En un giro sorprendente, Karen Adams, una trabajadora de origen africano en una ONG del Reino Unido, ha decidido llevar a sus compañeros a los tribunales. ¿La razón? Su cumpleaños pasó desapercibido, y ella siente que fue víctima de racismo por no recibir la celebración habitual. Pero lo que podría parecer una historia de discriminación se convierte rápidamente en un enredo judicial que nos deja muchas preguntas.
Todo comenzó cuando Karen notó que, mientras su compañera blanca celebraba su 50º aniversario con gran pompa, su día especial quedó completamente olvidado. Sin embargo, al presentar su demanda ante el tribunal laboral de Birmingham, la respuesta fue contundente: el juez desestimó el caso porque, según él, ¡nadie sabía que era su cumpleaños!

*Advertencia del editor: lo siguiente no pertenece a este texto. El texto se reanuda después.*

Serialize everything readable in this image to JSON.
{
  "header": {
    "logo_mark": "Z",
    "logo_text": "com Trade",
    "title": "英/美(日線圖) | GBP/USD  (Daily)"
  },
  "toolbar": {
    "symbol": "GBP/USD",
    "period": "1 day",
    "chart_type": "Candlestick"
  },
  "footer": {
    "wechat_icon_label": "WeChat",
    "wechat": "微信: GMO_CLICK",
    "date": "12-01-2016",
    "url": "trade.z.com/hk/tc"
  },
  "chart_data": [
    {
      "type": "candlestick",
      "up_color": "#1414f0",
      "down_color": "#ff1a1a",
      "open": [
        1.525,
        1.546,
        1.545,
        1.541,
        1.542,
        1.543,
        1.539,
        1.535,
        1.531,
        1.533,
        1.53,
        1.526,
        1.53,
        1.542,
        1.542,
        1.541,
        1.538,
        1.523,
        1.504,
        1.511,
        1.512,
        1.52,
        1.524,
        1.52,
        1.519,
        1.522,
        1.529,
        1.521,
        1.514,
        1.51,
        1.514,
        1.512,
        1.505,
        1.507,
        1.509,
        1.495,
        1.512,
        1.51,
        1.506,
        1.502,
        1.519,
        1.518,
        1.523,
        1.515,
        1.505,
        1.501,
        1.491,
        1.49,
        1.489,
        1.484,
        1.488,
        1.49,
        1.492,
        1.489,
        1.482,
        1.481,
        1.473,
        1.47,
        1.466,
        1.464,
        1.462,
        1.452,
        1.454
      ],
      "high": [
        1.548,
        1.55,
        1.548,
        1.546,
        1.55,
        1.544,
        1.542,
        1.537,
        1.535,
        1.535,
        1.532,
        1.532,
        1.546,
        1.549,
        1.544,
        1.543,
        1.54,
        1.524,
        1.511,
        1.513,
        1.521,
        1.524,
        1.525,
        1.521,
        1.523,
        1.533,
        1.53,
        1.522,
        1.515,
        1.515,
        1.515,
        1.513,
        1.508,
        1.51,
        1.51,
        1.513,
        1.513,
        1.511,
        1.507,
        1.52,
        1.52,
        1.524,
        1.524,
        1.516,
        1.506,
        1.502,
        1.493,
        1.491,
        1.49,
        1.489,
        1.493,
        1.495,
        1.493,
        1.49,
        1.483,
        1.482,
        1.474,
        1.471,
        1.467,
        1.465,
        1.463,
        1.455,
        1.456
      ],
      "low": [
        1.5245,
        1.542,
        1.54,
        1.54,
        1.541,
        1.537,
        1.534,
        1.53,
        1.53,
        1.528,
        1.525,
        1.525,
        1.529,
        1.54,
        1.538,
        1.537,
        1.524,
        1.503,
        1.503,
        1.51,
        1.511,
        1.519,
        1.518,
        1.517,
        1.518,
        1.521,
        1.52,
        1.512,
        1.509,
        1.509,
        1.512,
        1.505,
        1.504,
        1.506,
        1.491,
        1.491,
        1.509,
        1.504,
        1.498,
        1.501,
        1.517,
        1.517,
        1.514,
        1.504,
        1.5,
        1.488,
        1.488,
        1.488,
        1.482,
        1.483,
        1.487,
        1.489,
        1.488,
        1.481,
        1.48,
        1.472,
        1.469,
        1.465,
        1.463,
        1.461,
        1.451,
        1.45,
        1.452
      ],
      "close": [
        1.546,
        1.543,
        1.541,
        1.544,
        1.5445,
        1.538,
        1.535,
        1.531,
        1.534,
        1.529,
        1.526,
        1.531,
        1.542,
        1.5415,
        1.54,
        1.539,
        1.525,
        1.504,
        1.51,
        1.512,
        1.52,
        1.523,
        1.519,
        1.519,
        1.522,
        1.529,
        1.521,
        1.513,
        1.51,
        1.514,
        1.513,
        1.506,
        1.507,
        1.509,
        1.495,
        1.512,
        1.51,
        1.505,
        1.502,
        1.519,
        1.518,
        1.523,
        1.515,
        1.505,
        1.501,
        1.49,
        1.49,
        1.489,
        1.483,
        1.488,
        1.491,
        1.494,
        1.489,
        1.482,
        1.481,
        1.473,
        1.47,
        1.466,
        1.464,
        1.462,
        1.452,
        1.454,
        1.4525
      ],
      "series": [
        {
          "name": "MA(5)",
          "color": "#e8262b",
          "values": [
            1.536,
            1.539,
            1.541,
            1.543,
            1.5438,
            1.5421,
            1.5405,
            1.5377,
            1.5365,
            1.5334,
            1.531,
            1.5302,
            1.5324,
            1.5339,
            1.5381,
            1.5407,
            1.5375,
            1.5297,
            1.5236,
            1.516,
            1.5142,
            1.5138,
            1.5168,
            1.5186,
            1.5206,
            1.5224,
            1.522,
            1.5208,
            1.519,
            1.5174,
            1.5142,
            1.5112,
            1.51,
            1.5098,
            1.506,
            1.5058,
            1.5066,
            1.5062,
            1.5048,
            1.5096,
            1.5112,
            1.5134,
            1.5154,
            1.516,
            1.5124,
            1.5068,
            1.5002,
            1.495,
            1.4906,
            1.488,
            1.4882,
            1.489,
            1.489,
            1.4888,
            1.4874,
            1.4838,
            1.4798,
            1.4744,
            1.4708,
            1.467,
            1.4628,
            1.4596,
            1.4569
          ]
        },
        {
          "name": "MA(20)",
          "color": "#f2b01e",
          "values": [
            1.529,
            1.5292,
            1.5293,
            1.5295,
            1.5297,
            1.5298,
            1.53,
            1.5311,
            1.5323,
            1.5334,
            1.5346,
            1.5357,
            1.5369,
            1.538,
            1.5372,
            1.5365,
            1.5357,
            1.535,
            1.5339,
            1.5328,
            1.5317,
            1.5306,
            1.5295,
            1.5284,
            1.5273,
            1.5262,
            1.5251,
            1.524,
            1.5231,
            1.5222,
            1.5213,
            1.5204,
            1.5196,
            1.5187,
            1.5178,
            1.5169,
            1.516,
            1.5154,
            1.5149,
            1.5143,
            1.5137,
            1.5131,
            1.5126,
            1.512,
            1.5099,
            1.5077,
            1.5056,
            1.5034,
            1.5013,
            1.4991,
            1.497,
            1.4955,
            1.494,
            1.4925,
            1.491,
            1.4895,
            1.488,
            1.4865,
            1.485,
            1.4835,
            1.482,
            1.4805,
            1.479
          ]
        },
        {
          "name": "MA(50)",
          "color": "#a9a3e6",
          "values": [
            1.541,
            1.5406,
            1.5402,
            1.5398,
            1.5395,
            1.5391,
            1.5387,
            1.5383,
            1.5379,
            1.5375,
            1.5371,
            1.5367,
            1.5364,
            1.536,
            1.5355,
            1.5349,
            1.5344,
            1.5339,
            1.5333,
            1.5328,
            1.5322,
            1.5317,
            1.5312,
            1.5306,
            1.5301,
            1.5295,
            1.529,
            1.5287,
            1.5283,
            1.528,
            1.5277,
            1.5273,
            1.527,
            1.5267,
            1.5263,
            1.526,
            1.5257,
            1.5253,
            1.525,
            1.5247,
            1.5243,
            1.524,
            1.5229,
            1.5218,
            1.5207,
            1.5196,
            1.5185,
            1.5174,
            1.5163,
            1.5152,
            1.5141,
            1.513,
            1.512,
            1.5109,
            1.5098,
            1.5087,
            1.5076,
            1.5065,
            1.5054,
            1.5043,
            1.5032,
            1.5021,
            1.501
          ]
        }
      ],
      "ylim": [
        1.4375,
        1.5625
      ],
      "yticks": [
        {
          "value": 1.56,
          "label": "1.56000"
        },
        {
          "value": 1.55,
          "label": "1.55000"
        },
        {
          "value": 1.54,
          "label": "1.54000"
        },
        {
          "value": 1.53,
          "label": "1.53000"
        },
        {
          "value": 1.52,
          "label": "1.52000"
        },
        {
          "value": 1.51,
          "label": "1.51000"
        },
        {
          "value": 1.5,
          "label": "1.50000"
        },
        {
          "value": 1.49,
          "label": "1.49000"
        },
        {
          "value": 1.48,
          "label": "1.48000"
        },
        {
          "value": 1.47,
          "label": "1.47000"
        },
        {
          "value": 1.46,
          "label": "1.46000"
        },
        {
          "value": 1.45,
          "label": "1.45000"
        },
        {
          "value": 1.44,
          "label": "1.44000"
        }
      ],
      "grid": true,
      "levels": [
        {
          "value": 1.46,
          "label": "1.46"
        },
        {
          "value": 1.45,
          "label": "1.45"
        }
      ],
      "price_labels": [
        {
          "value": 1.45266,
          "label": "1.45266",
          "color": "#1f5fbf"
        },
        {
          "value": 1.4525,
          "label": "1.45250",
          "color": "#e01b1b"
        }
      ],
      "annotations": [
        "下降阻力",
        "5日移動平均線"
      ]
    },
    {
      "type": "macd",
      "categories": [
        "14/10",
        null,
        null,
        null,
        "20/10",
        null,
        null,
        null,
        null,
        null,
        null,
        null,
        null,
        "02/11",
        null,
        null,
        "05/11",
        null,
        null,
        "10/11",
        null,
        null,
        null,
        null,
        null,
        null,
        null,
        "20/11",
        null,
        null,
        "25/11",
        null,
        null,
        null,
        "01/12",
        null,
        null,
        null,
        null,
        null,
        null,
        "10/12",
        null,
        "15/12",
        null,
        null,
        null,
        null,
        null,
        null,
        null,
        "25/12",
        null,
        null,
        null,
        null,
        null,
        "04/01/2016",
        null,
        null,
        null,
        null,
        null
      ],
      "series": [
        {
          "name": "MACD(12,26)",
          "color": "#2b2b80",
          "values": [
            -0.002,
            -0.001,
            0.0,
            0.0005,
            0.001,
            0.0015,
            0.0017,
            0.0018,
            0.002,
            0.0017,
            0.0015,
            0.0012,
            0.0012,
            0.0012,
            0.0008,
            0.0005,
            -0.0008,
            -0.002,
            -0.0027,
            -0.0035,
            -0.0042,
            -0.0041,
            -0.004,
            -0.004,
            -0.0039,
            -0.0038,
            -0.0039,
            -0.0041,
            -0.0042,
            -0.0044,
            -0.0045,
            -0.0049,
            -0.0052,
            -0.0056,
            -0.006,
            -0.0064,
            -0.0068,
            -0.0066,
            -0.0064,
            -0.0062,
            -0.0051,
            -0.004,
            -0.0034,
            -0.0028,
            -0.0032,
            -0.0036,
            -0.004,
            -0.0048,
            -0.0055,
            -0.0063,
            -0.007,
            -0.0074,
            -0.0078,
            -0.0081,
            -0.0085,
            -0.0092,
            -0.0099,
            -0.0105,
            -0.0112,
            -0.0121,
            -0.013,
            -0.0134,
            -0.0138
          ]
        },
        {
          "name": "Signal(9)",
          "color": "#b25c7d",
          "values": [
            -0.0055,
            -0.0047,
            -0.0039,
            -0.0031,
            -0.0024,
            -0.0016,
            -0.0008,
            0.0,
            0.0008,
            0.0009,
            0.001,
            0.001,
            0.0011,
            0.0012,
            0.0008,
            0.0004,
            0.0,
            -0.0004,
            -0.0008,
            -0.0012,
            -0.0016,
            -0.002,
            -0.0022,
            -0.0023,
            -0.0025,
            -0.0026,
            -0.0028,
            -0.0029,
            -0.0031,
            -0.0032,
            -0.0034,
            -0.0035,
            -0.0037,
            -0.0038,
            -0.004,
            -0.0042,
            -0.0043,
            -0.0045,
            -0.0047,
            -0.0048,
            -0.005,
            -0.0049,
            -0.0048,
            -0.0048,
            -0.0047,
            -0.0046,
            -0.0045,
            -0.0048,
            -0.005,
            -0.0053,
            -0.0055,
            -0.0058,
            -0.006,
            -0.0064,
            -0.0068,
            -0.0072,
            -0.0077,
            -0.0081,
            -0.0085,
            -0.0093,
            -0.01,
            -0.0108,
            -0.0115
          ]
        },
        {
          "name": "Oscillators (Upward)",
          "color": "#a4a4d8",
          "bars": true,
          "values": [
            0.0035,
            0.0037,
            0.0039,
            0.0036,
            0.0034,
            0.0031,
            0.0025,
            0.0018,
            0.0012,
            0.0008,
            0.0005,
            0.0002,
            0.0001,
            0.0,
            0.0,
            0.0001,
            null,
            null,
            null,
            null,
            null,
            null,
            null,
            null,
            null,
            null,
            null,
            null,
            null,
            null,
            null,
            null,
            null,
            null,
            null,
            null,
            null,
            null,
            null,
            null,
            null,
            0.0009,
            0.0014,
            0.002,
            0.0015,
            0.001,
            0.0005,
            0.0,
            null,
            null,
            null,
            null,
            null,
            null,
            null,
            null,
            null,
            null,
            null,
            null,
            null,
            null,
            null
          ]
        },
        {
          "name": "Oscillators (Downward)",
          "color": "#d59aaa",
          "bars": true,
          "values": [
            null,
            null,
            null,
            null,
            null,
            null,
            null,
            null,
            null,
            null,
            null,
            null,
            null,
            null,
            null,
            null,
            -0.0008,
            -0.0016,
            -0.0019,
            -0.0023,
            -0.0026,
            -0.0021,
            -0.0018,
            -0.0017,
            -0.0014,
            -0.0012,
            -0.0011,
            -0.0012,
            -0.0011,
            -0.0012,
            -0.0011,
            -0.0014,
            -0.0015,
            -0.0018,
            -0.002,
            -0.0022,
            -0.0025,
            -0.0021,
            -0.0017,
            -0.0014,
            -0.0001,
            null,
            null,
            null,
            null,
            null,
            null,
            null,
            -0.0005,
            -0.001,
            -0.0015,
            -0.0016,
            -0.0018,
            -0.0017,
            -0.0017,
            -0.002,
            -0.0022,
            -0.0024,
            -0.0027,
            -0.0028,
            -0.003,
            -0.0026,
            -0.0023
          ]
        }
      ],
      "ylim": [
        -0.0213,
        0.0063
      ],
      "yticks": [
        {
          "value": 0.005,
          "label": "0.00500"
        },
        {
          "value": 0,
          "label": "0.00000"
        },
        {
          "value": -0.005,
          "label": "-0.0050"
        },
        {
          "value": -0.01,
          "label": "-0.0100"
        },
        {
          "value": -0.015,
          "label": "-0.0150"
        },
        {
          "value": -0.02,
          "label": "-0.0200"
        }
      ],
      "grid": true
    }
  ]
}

Un malentendido monumental
A pesar de tener registrado su cumpleaños en la base de datos del personal, Karen asumía erróneamente que todos debían estar al tanto. Durante una reunión donde expresó su frustración por la falta de celebración, su gerente se mostró totalmente desconcertada. Dos días después, Karen presentó formalmente una queja alegando que esta omisión era “sádica e intimidatoria”. La ONG inició una investigación y concluyó que no hubo discriminación; simplemente Karen optó por mantenerse al margen.
Incluso tras renunciar a su puesto y llevar el asunto a juicio, el veredicto fue claro: “La única razón por la cual no se celebró el cumpleaños de la señora Adams es que nadie lo sabía”, sentenció el juez. Y así termina este episodio peculiar donde un malentendido puede convertirse en un drama legal inesperado.